The Kensington Clinic is allegedly haunted by its founder, Sister Adele and, in Kensington Castle, built by Samuel Wilson for his bride Kate McKirdie in 1911 and which they had to vacate due to lack of funds, the two tried to ward off prospective owners by moaning, clanking chains and being generally scary ghosts – sort of like Beetlejuice, except they weren't dead yet. 

The stories appeal to a classic desire for narratives. There are cautionary tales like the "Uniondale Hitchhiker"; tragedies like the one about Chow Kwai Fo – who committed suicide, setting himself on fire, to oppose the pass system; and thwarted romances like the orb – a lover separated from his sweetheart by her overprotective father, near the Devonshire Hotel. 

Maybe ghost stories are only meant to remind us that our lives are short and we should make the most of them. Yet somehow this does not entirely explain the enthusiasm as our tour group stumbles through the graveyard taking pictures of the old headstones. 

Or the glee, watching Petzer – in silver spectacles and a polystyrene top hat – demonstrate how to dowse for spirits by holding two pieces of "boppa" wire, feeling them converge because of "energy fields".

An interesting explanation of our interest in ghost stories can be found in Sigmund Freud's "death drive" theory. He proposed that an instinct exists in all of us to revert to an inanimate state, which is achieved by dying. This state represents the ultimate safety zone – no daddies to steal our mommies away, no penises to envy. It might be said that ghost stories bring us close to experiencing death without having to experience it ourselves.

This isn't to say that ghost stories are the only medium on the tour. There are also EVPs – electronic voice phenomenons – which are played on the bus as we drive between locations. They are recordings of alleged paranormal activity and sound like white noise, bumping and creepy voices. These, we are told, are made at places that are haunted and the ghostly voices can sometimes only be heard when the recordings are amplified and played back. 

They make me think of the 2007 movie Paranormal Activity. But the EVPs, although somewhat decontextualised, played on a full bus as we drive through Jo'burg, are nowhere near as scary as the sounds in the movie. 

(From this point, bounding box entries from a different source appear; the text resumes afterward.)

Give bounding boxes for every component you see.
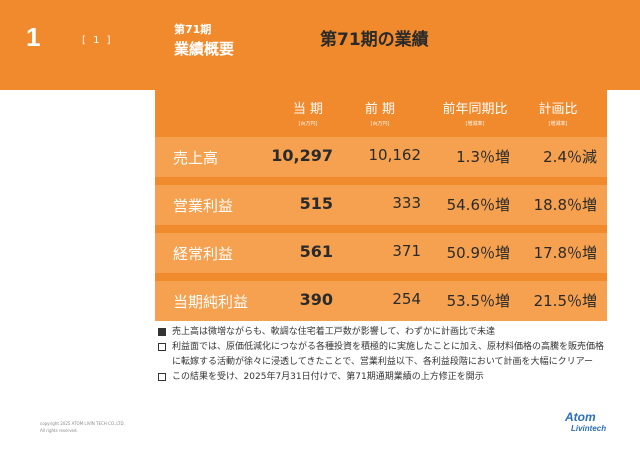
page-title: 第71期の業績 xyxy=(320,30,429,50)
plan-change: 18.8％増 xyxy=(533,196,597,214)
row-label: 営業利益 xyxy=(173,197,234,215)
column-header-plan: 計画比 xyxy=(538,102,578,117)
table-row: 営業利益 515 333 54.6％増 18.8％増 xyxy=(155,185,607,225)
hollow-square-bullet-icon xyxy=(158,343,166,351)
previous-value: 333 xyxy=(392,194,421,212)
note-text: 売上高は微増ながらも、軟調な住宅着工戸数が影響して、わずかに計画比で未達 xyxy=(172,327,496,337)
plan-change: 2.4％減 xyxy=(543,148,597,166)
yoy-change: 53.5％増 xyxy=(446,292,510,310)
company-logo-bottom: Livintech xyxy=(571,424,607,433)
column-header-yoy: 前年同期比 xyxy=(442,102,508,117)
section-number: [ 1 ] xyxy=(82,35,113,46)
row-label: 当期純利益 xyxy=(173,293,249,311)
column-unit-yoy: [増減率] xyxy=(465,121,485,127)
plan-change: 21.5％増 xyxy=(533,292,597,310)
yoy-change: 1.3％増 xyxy=(456,148,510,166)
page-number: 1 xyxy=(26,22,41,52)
column-header-current: 当 期 xyxy=(292,102,324,117)
note-text: この結果を受け、2025年7月31日付けで、第71期通期業績の上方修正を開示 xyxy=(172,372,484,382)
note-item: 売上高は微増ながらも、軟調な住宅着工戸数が影響して、わずかに計画比で未達 xyxy=(158,325,608,340)
column-unit-plan: [増減率] xyxy=(548,121,568,127)
filled-square-bullet-icon xyxy=(158,328,166,336)
company-logo-top: Atom xyxy=(565,410,596,424)
copyright-line: copyright 2025 ATOM LIVIN TECH CO.,LTD. xyxy=(40,421,125,426)
column-header-previous: 前 期 xyxy=(364,102,396,117)
rights-line: All rights reserved. xyxy=(40,428,78,433)
table-row: 当期純利益 390 254 53.5％増 21.5％増 xyxy=(155,281,607,321)
current-value: 561 xyxy=(299,242,333,261)
column-unit-previous: [百万円] xyxy=(370,121,390,127)
previous-value: 10,162 xyxy=(368,146,422,164)
previous-value: 254 xyxy=(392,290,421,308)
notes-list: 売上高は微増ながらも、軟調な住宅着工戸数が影響して、わずかに計画比で未達 利益面… xyxy=(158,325,608,385)
table-row: 売上高 10,297 10,162 1.3％増 2.4％減 xyxy=(155,137,607,177)
row-label: 経常利益 xyxy=(173,245,234,263)
current-value: 10,297 xyxy=(271,146,333,165)
period-label: 第71期 xyxy=(174,23,212,36)
copyright: copyright 2025 ATOM LIVIN TECH CO.,LTD. … xyxy=(40,420,125,434)
results-table: 当 期 [百万円] 前 期 [百万円] 前年同期比 [増減率] 計画比 [増減率… xyxy=(155,90,607,321)
note-item: この結果を受け、2025年7月31日付けで、第71期通期業績の上方修正を開示 xyxy=(158,370,608,385)
section-title: 業績概要 xyxy=(174,40,235,58)
previous-value: 371 xyxy=(392,242,421,260)
row-label: 売上高 xyxy=(173,149,219,167)
yoy-change: 50.9％増 xyxy=(446,244,510,262)
table-row: 経常利益 561 371 50.9％増 17.8％増 xyxy=(155,233,607,273)
column-unit-current: [百万円] xyxy=(298,121,318,127)
note-text: 利益面では、原価低減化につながる各種投資を積極的に実施したことに加え、原材料価格… xyxy=(172,342,605,367)
hollow-square-bullet-icon xyxy=(158,373,166,381)
header-band xyxy=(0,0,640,90)
current-value: 390 xyxy=(299,290,333,309)
plan-change: 17.8％増 xyxy=(533,244,597,262)
current-value: 515 xyxy=(299,194,333,213)
note-item: 利益面では、原価低減化につながる各種投資を積極的に実施したことに加え、原材料価格… xyxy=(158,340,608,370)
yoy-change: 54.6％増 xyxy=(446,196,510,214)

The film is in the "found footage" style, à la the 1999 Blair Witch Project, purporting to be the videotapes that a couple have taken to document their haunted and eventual gruesome demise. Originally developed as an independent film, it was picked up by studios and went on to become a phenomenon, earning $108-million at the United States box office and $194-million worldwide – proving again the mass appeal of the supernatural.

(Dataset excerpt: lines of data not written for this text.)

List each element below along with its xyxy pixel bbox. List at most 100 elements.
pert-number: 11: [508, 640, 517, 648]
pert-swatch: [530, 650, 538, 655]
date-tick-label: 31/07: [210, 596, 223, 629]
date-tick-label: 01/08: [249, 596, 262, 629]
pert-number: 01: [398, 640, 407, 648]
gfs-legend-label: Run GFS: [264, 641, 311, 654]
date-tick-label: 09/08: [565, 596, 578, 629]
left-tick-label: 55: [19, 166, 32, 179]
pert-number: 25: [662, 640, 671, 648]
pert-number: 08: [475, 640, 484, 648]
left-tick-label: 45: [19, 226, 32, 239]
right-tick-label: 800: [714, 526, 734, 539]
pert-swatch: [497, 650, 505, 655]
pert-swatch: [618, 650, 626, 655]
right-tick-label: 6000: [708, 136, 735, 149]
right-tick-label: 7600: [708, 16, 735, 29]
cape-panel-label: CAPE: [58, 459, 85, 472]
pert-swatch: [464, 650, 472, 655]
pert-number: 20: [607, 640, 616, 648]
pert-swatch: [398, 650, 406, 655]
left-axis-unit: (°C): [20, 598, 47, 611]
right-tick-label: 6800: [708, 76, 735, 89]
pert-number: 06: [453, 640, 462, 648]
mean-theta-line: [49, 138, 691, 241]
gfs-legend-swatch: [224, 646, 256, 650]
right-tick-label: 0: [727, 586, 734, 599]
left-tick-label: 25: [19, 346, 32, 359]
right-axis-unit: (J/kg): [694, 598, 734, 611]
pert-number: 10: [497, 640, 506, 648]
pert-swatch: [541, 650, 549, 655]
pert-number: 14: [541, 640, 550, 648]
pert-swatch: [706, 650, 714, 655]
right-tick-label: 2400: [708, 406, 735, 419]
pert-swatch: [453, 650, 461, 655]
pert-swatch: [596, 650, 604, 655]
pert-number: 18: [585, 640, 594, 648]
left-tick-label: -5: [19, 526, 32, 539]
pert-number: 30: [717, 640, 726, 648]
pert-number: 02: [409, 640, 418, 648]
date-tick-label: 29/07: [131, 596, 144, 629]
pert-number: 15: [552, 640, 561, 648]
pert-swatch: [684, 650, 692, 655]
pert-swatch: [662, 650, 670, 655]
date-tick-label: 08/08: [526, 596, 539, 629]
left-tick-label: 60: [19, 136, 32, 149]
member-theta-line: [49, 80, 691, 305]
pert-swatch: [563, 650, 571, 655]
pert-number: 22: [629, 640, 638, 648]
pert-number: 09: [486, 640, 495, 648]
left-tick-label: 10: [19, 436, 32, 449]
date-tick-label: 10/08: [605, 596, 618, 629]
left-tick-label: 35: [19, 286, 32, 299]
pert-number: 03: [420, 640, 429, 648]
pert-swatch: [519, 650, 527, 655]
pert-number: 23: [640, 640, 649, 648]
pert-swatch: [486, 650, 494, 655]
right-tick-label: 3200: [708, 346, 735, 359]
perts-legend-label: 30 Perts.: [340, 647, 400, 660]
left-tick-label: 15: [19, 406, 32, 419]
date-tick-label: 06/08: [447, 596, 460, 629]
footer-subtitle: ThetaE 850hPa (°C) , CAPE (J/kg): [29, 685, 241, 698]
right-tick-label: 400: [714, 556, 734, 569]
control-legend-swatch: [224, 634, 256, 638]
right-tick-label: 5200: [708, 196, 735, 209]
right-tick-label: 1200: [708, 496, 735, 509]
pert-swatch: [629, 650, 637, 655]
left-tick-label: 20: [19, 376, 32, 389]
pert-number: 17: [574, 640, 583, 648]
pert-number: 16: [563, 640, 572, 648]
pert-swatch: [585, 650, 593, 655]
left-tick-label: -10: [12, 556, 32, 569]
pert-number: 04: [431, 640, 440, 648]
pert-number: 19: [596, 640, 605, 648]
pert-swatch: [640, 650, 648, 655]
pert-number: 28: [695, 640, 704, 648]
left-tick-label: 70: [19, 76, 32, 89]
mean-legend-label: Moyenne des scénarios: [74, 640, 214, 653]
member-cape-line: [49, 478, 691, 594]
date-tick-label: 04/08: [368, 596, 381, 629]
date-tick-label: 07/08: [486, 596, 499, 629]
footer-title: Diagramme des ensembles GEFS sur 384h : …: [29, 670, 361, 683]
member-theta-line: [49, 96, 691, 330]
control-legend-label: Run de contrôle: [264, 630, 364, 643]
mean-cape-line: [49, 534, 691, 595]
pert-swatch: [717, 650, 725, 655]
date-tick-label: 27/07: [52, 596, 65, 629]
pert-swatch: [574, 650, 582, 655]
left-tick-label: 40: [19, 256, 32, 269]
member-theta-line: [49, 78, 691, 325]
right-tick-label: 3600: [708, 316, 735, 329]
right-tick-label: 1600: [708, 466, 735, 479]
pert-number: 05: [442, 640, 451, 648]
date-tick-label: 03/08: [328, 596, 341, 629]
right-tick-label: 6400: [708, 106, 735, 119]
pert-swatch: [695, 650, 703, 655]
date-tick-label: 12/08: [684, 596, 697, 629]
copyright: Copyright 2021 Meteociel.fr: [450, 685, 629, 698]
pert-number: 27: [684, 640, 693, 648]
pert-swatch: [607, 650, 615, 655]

But it was a photograph circulated by our tour guides allegedly showing a ghost that left me cold. It was taken by the Supernatural Paranormal Investigation Team of South Africa, the local experts in the otherworldly, in an underground tunnel at the old Post Office in Rissik Street. But someone on our tour said that it looked not so much like a ghostly presence as a fart. 

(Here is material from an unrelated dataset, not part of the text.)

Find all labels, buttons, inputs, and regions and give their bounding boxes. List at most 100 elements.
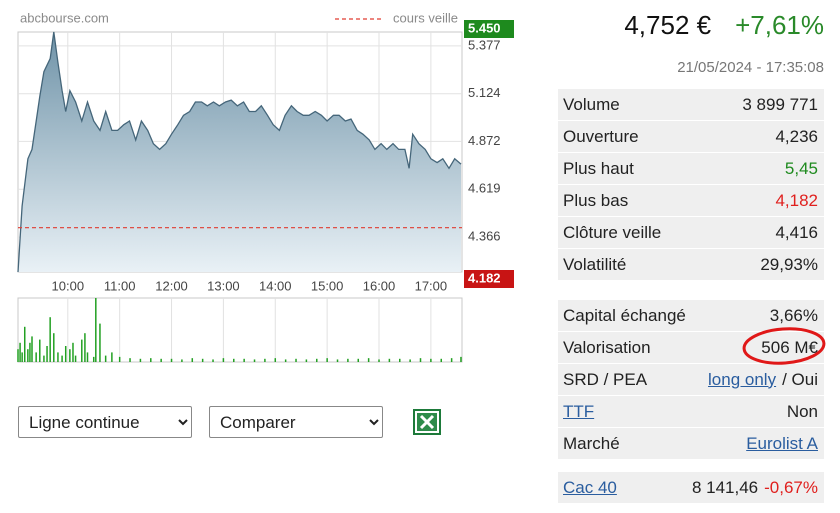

The tour in general – interesting as a historical tour, albeit a bit long at five hours – lacks a certain sophistication that leaves it about as scary as a Tales from the Crypt rerun from the late 1980s. 

At the end of the evening, we are summoned into a circle in the cold, pitch-dark cemetery, carpeted in dead leaves. Petzer calls on us to remember the Blair Witch Project, which takes place in a dark, wooded area, not unlike the one we are standing in. "Imagination," he said, "is the most powerful tool when it comes to experiencing the supernatural."

There is a pregnant pause and then a figure emerges from the trees with a skull mask lit up by a torch – another one of the tour guides. The blonde woman next to me sighs loudly, annoyed.

As viewers, we are always evolving but our interest in death and the supernatural seems as keen as it ever was, a fact borne out by the success of those scary movies. 

Freud wrote in The Uncanny in 1919: "There is scarcely any other matter, however, upon which our thoughts and feelings have changed so little since the very earliest times, and in which discarded forms have been so completely preserved under a thin disguise, as our relation to death."

Although sceptical about the parlour-room theatrics of the tour, I won't lie: I was one of the first people out of the graveyard and back on the bus.